In early November the trio rolled out One Charlotte, designed to bring corporate leaders and clergy into the conversation about how to invest in change. The effort debuted with a march that drew hundreds to uptown Charlotte. Since that march, there’s been little visible action from One Charlotte. Cureton says the group is working with the Opportunity Task Force to address long-range solutions to injustice and lack of opportunity.
With the talk of investment, One Charlotte’s leaders heard from some people who wanted to donate money and others who hoped to receive some. That’s not what the group is about, Cureton says.
“I grew up in this community. I had the privilege of working for a bank and now a health care system, and am at a point in my career where I can’t allow this to happen without doing something.
“(The One Charlotte march) would be the launch of a different narrative around how we would begin to look at our communities. Having clergy as part of this movement is very important, because in addition to the tactical things that need to take place, we have to begin to cause people to pivot.
“I’m not one that supports the notion that we change our capitalistic structure, or ‘Down with capitalism!’ I am one to say that we have to figure out a way to be focused on equity, and understanding that there are people that really haven’t had a fair share, and it’s beyond anything that they can do.
“I know the community will never think it’s fast enough, and it never will be fast enough, but what I will tell you is the leadership in this community is more deliberate today than we have ever been in connecting the dots and understanding it’s not just about tactical solutions, it’s about strategic comprehensiveness.

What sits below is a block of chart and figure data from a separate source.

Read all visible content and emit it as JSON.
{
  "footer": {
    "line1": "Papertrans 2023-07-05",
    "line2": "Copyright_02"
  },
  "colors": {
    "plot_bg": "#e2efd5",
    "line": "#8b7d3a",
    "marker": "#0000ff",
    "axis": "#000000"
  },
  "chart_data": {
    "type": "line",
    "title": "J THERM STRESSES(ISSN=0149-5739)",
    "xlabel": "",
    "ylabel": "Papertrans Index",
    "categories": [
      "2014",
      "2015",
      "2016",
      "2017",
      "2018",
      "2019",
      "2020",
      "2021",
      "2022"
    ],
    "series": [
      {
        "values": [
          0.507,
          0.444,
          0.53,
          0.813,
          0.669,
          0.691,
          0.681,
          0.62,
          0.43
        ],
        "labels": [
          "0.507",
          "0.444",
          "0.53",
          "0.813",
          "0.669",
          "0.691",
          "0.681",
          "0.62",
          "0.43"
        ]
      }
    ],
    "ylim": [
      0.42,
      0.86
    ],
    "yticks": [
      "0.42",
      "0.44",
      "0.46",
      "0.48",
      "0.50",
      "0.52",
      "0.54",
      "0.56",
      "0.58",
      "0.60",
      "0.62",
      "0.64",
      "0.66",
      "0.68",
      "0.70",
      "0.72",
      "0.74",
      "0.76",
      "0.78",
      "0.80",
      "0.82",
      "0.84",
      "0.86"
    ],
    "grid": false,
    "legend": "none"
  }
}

“We think of One Charlotte more from a convening and advocacy organization. I think it’s real dicey when you start talking about raising money, because when you start talking about raising money you have to then start talking about what is the ‘it’ that I’m going to do with the money.
“We are working very hard around work force, starting with how we begin to look at our employees within our organization from zip codes and making sure that we are intentional about closing the gap. ... When you look at your employee population, where do they live? Then you ask the question, where do they work and what roles do they have within our organization? How much are they making, right? ... What are the gaps to get into jobs that may pay $30, $40 and $50 an hour? Are they education gaps? Is it access to transportation? What are the gaps and what can we do to begin to close those gaps?

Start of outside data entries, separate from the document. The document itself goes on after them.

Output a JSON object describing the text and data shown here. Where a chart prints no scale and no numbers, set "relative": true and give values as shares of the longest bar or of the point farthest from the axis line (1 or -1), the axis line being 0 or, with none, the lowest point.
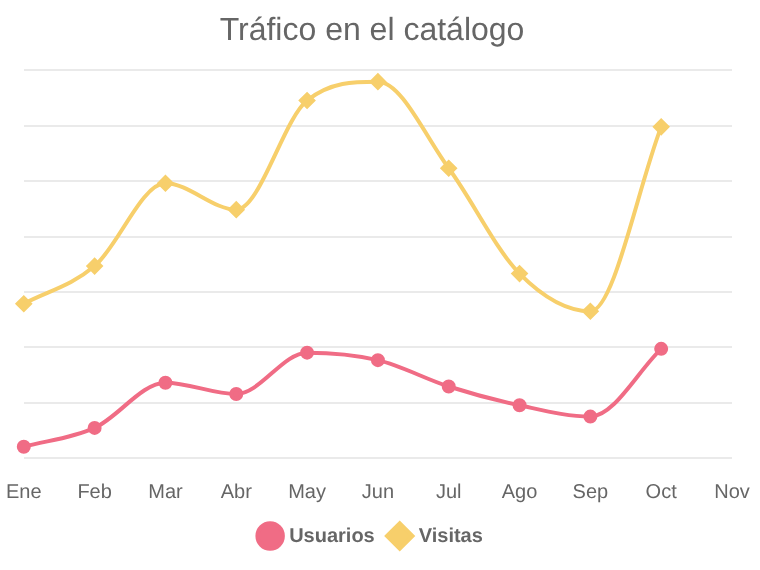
{
  "chart_data": {
    "type": "line",
    "title": "Tráfico en el catálogo",
    "relative": true,
    "grid": "y",
    "legend": "bottom",
    "categories": [
      "Ene",
      "Feb",
      "Mar",
      "Abr",
      "May",
      "Jun",
      "Jul",
      "Ago",
      "Sep",
      "Oct",
      "Nov"
    ],
    "series": [
      {
        "name": "Usuarios",
        "color": "#f06c85",
        "marker": "circle",
        "values": [
          0.03,
          0.08,
          0.2,
          0.17,
          0.28,
          0.26,
          0.19,
          0.14,
          0.11,
          0.29,
          null
        ]
      },
      {
        "name": "Visitas",
        "color": "#f7cf6b",
        "marker": "diamond",
        "values": [
          0.41,
          0.51,
          0.73,
          0.66,
          0.95,
          1,
          0.77,
          0.49,
          0.39,
          0.88,
          null
        ]
      }
    ]
  }
}
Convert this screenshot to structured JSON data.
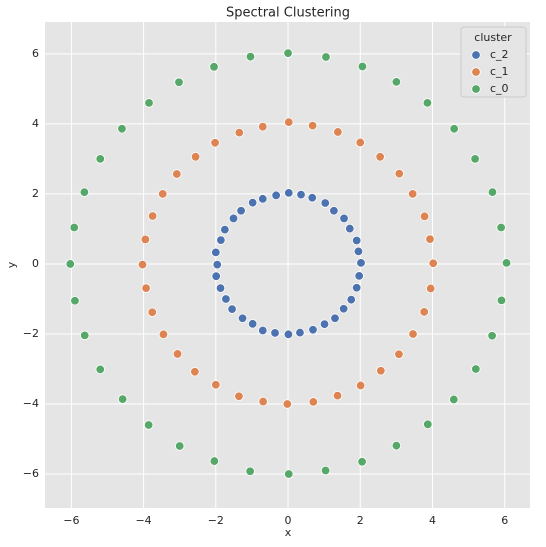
{
  "chart_data": {
    "type": "scatter",
    "title": "Spectral Clustering",
    "x_label": "x",
    "y_label": "y",
    "legend_title": "cluster",
    "legend_position": "upper right",
    "grid": true,
    "xlim": [
      -6.73,
      6.7
    ],
    "ylim": [
      -6.97,
      6.91
    ],
    "xticks": [
      {
        "value": -6,
        "label": "−6"
      },
      {
        "value": -4,
        "label": "−4"
      },
      {
        "value": -2,
        "label": "−2"
      },
      0,
      2,
      4,
      6
    ],
    "yticks": [
      {
        "value": -6,
        "label": "−6"
      },
      {
        "value": -4,
        "label": "−4"
      },
      {
        "value": -2,
        "label": "−2"
      },
      0,
      2,
      4,
      6
    ],
    "series": [
      {
        "name": "c_2",
        "color": "#4c72b0",
        "x": [
          2.02,
          1.95,
          1.9,
          1.71,
          1.55,
          1.27,
          1.03,
          0.67,
          0.36,
          0.02,
          -0.33,
          -0.7,
          -0.98,
          -1.3,
          -1.51,
          -1.75,
          -1.86,
          -2.0,
          -1.96,
          -1.99,
          -1.87,
          -1.72,
          -1.55,
          -1.26,
          -0.98,
          -0.7,
          -0.36,
          0.01,
          0.33,
          0.69,
          1.01,
          1.3,
          1.54,
          1.75,
          1.9,
          1.97
        ],
        "values": [
          0.03,
          0.36,
          0.67,
          1.01,
          1.3,
          1.52,
          1.74,
          1.89,
          1.98,
          2.03,
          1.96,
          1.86,
          1.75,
          1.52,
          1.3,
          0.98,
          0.68,
          0.33,
          -0.02,
          -0.35,
          -0.69,
          -1.0,
          -1.29,
          -1.55,
          -1.71,
          -1.9,
          -1.97,
          -2.01,
          -1.96,
          -1.88,
          -1.72,
          -1.55,
          -1.28,
          -1.02,
          -0.68,
          -0.34
        ]
      },
      {
        "name": "c_1",
        "color": "#dd8452",
        "x": [
          4.02,
          3.93,
          3.78,
          3.45,
          3.08,
          2.55,
          2.0,
          1.38,
          0.68,
          0.02,
          -0.7,
          -1.35,
          -2.02,
          -2.56,
          -3.08,
          -3.47,
          -3.75,
          -3.95,
          -4.03,
          -3.93,
          -3.76,
          -3.45,
          -3.06,
          -2.58,
          -2.0,
          -1.36,
          -0.69,
          -0.02,
          0.7,
          1.37,
          2.01,
          2.57,
          3.07,
          3.46,
          3.77,
          3.95
        ],
        "values": [
          0.02,
          0.71,
          1.36,
          2.0,
          2.58,
          3.06,
          3.47,
          3.77,
          3.95,
          4.05,
          3.92,
          3.75,
          3.46,
          3.06,
          2.57,
          2.0,
          1.37,
          0.7,
          -0.02,
          -0.69,
          -1.38,
          -2.01,
          -2.57,
          -3.08,
          -3.45,
          -3.78,
          -3.93,
          -4.0,
          -3.94,
          -3.76,
          -3.47,
          -3.05,
          -2.58,
          -2.0,
          -1.37,
          -0.7
        ]
      },
      {
        "name": "c_0",
        "color": "#55a868",
        "x": [
          6.05,
          5.9,
          5.66,
          5.18,
          4.6,
          3.86,
          3.0,
          2.06,
          1.05,
          0.0,
          -1.04,
          -2.05,
          -3.02,
          -3.85,
          -4.6,
          -5.2,
          -5.64,
          -5.92,
          -6.03,
          -5.9,
          -5.63,
          -5.2,
          -4.58,
          -3.86,
          -3.0,
          -2.04,
          -1.05,
          0.02,
          1.04,
          2.05,
          3.0,
          3.87,
          4.59,
          5.2,
          5.65,
          5.91
        ],
        "values": [
          0.03,
          1.04,
          2.05,
          3.0,
          3.86,
          4.6,
          5.2,
          5.64,
          5.91,
          6.02,
          5.92,
          5.63,
          5.19,
          4.6,
          3.86,
          3.0,
          2.05,
          1.04,
          0.0,
          -1.05,
          -2.04,
          -3.01,
          -3.86,
          -4.6,
          -5.2,
          -5.63,
          -5.92,
          -6.0,
          -5.9,
          -5.65,
          -5.19,
          -4.58,
          -3.87,
          -3.0,
          -2.05,
          -1.04
        ]
      }
    ]
  }
}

“When it comes to our community, it took generations for us to get here and it’s going to take generations for us to get out, right? But if we begin to look at these communities differently, if we identify our problem we will solve it.

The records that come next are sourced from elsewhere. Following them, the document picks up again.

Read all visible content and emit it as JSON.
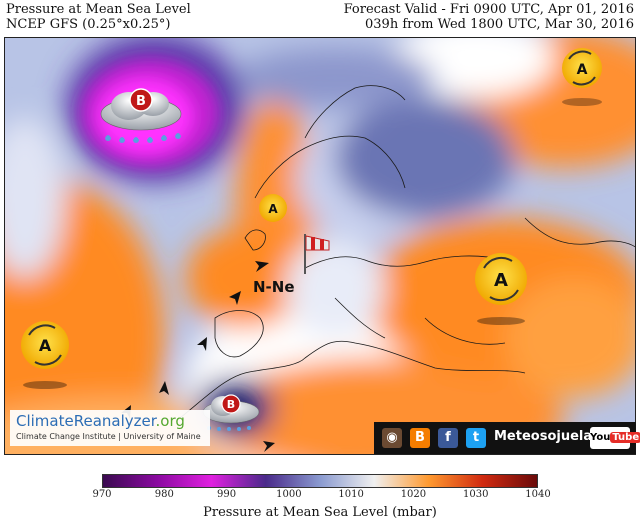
{
  "header": {
    "title": "Pressure at Mean Sea Level",
    "model": "NCEP GFS (0.25°x0.25°)",
    "valid": "Forecast Valid - Fri 0900 UTC, Apr 01, 2016",
    "run": "039h from Wed 1800 UTC, Mar 30, 2016"
  },
  "map": {
    "low_label": "B",
    "high_label": "A",
    "wind_label": "N-Ne"
  },
  "colorbar": {
    "title": "Pressure at Mean Sea Level (mbar)",
    "ticks": [
      "970",
      "980",
      "990",
      "1000",
      "1010",
      "1020",
      "1030",
      "1040"
    ],
    "colors": [
      "#3a0a50",
      "#8a0aa0",
      "#e020e0",
      "#4a2a8a",
      "#8a9ad0",
      "#f0f0f0",
      "#ff9a30",
      "#d02a10",
      "#6a0a0a"
    ]
  },
  "credit": {
    "name": "ClimateReanalyzer",
    "suffix": ".org",
    "sub": "Climate Change Institute | University of Maine"
  },
  "social": {
    "brand": "Meteosojuela",
    "youtube_a": "You",
    "youtube_b": "Tube"
  }
}
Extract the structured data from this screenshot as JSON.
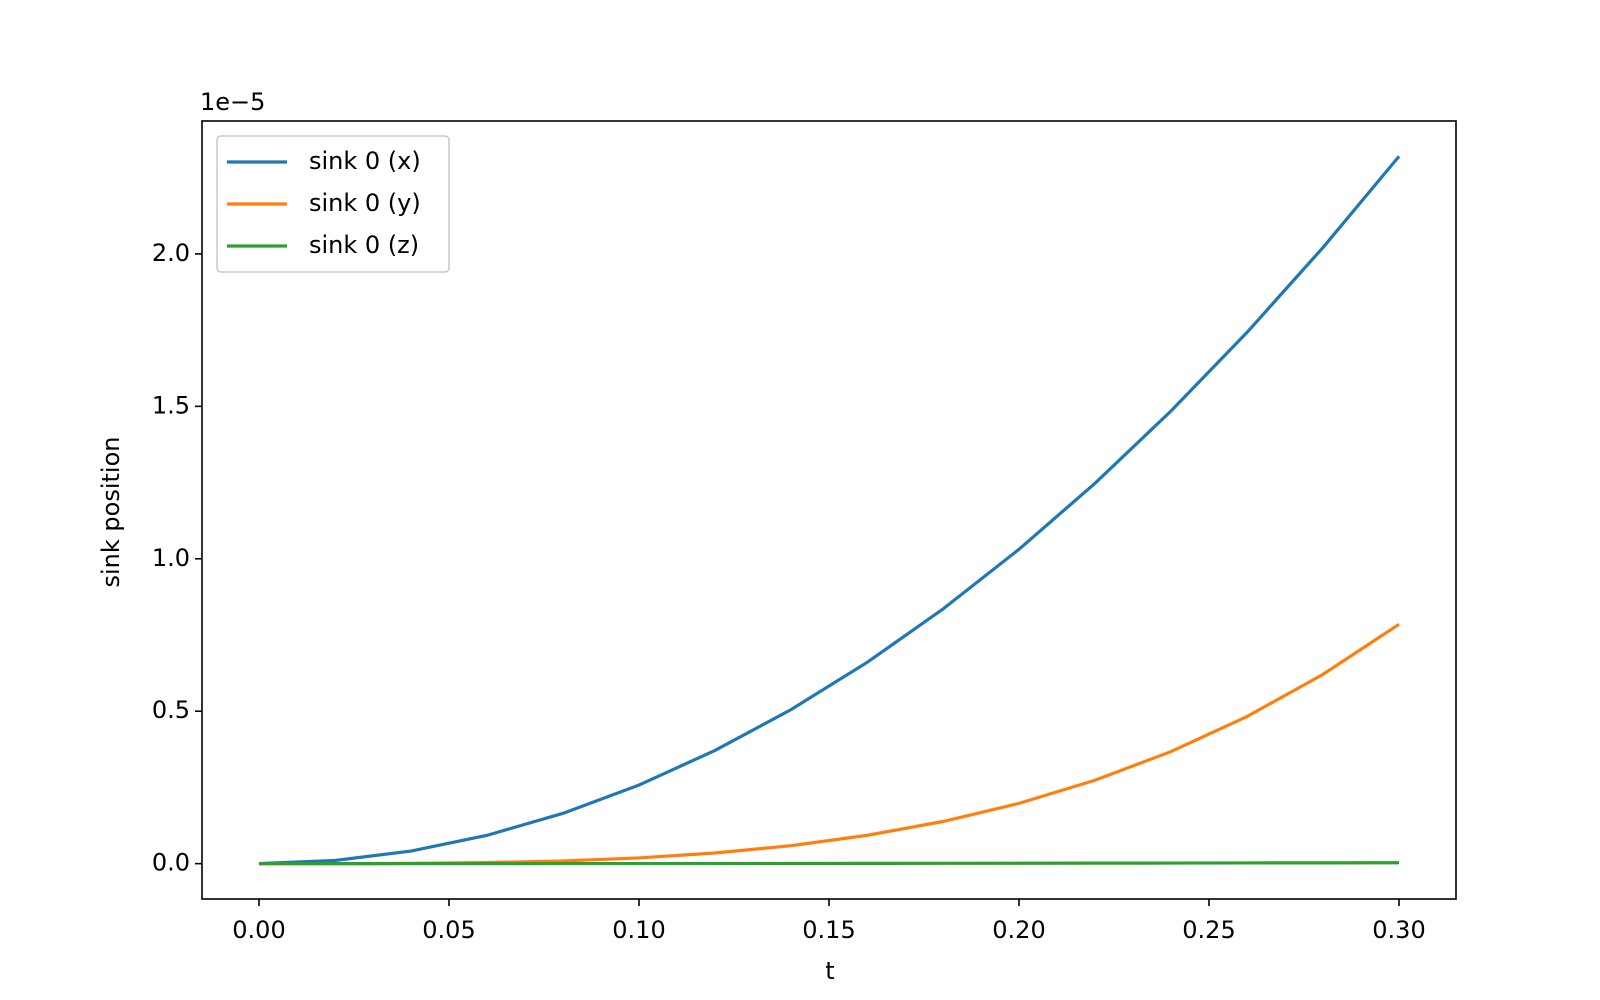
{
  "chart_data": {
    "type": "line",
    "xlabel": "t",
    "ylabel": "sink position",
    "offset_label": "1e−5",
    "x": [
      0,
      0.02,
      0.04,
      0.06,
      0.08,
      0.1,
      0.12,
      0.14,
      0.16,
      0.18,
      0.2,
      0.22,
      0.24,
      0.26,
      0.28,
      0.3
    ],
    "series": [
      {
        "name": "sink 0 (x)",
        "color": "#1f77b4",
        "values": [
          0,
          0.0103,
          0.0412,
          0.0928,
          0.165,
          0.2578,
          0.3712,
          0.5052,
          0.6599,
          0.8352,
          1.0311,
          1.2476,
          1.4848,
          1.7426,
          2.021,
          2.32
        ]
      },
      {
        "name": "sink 0 (y)",
        "color": "#ff7f0e",
        "values": [
          0,
          0.0001,
          0.0008,
          0.0033,
          0.0088,
          0.0187,
          0.0348,
          0.0588,
          0.0927,
          0.1382,
          0.1977,
          0.2734,
          0.3676,
          0.4825,
          0.6208,
          0.785
        ]
      },
      {
        "name": "sink 0 (z)",
        "color": "#2ca02c",
        "values": [
          0,
          0,
          0,
          0.0001,
          0.0002,
          0.0003,
          0.0005,
          0.0007,
          0.0009,
          0.0011,
          0.0013,
          0.0016,
          0.0019,
          0.0023,
          0.0026,
          0.003
        ]
      }
    ],
    "xlim": [
      -0.015,
      0.315
    ],
    "ylim": [
      -0.116,
      2.436
    ],
    "xticks": [
      {
        "value": 0,
        "label": "0.00"
      },
      0.05,
      {
        "value": 0.1,
        "label": "0.10"
      },
      0.15,
      {
        "value": 0.2,
        "label": "0.20"
      },
      0.25,
      {
        "value": 0.3,
        "label": "0.30"
      }
    ],
    "yticks": [
      {
        "value": 0,
        "label": "0.0"
      },
      0.5,
      {
        "value": 1,
        "label": "1.0"
      },
      1.5,
      {
        "value": 2,
        "label": "2.0"
      }
    ],
    "grid": false,
    "legend": "upper left"
  }
}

“This is not going to be easy work, and if anyone thinks that 12 months from now we’ll be sitting down and saying, ‘We checked that box. We’re done. We’ve taken care of housing, we’ve taken care of the gap in jobs, we’ve taken care of the gaps in education,’ that’s just not going to happen. It’s not going to happen in 12 months. It’s not going to happen in 12 years. That’s the reality of this work, so everyone needs to hunker down, get their long marathon running shoes on and let’s go at it.”